The very essence of liberty is religious freedom, that is, the freedom of the children of God without which political rights mean very little. St. Peter exhorts, “Be free, yet without using freedom as a pretext for evil, but as slaves of God.” (1 Pt. 2:16) So many Americans it would now seem have adopted a quite distorted sense of religious liberty as being the supremacy of individual conscience, an attitude which when widely diffused produces subjectivism, moral relativism, and ultimately religious and social anarchy. Imagine what President Washington would have thought of ‘abortion rights,’ ‘gay marriage,’ or ‘transgenderism.’ I daresay that he would never have considered such abuses as legitimate fruits of freedom.

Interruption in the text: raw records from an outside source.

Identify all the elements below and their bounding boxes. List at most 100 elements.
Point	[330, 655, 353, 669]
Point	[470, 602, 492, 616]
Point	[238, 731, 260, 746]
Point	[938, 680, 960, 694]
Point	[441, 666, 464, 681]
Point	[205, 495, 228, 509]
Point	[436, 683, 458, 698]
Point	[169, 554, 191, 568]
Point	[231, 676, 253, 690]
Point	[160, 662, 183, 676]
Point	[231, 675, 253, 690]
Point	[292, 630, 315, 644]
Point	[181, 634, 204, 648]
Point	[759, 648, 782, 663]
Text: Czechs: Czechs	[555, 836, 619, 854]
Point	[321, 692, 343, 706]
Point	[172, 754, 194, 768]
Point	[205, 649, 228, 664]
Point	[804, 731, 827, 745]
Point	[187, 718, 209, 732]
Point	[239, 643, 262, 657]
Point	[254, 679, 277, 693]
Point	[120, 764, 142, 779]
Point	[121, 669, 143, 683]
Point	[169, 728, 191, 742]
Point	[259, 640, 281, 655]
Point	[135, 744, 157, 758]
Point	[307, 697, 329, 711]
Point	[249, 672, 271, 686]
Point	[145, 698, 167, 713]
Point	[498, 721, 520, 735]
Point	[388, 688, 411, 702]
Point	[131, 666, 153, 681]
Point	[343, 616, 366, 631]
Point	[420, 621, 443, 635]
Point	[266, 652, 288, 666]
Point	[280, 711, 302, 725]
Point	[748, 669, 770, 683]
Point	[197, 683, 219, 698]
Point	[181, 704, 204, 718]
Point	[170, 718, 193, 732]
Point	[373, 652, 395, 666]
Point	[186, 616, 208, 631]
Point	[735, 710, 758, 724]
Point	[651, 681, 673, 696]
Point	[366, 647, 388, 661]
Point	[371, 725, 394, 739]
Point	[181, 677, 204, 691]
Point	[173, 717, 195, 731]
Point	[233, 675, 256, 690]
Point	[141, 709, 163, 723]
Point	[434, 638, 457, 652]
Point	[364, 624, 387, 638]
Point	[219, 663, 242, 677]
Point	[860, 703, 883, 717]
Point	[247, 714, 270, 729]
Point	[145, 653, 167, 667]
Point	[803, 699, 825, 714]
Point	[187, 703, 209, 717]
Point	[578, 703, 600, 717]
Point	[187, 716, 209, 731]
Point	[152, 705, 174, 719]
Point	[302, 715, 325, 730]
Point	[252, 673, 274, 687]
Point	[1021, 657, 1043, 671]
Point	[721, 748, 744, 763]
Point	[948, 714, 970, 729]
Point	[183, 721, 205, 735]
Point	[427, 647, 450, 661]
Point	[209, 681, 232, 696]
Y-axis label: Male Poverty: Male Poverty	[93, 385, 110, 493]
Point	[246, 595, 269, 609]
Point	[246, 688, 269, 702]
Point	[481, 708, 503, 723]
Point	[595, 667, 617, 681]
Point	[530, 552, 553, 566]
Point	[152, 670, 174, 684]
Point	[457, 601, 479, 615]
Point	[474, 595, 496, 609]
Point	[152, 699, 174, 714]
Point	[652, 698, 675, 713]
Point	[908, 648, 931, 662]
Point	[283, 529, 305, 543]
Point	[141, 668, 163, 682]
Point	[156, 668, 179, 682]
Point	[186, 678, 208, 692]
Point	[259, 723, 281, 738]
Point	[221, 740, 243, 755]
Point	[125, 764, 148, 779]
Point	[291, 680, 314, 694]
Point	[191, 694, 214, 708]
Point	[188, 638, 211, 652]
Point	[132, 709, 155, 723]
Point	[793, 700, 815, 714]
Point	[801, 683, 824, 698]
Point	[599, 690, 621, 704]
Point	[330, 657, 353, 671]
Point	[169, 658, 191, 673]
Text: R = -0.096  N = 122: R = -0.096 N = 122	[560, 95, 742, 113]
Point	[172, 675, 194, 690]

Freedom is somewhat like a loaded gun with no safety. One needs to aim carefully and sparingly and to select targets prudently lest disaster ensues. Similarly, what passes for freedom today more closely resembles diabolical disorientation ~ men passing as women and vice versa, marriage and family redefined, surrogacy and IVF lauded even as epic scourges of drug and pornography addiction abound, child trafficking and blatant war crimes committed with impunity using our tax dollars. Our elected authorities become silent as the grave on such matters of grave importance because they hold a false notion of freedom un-tethered from responsibility. The false assumption that humans are capable of unilaterally deciding what is good and what is evil began when the ‘rights of man’ were allowed to eclipse the ‘rights of God.’ But it is the role and sacred duty of Religion to defend first the rights of God. This is where the modern concept of religious liberty is failing.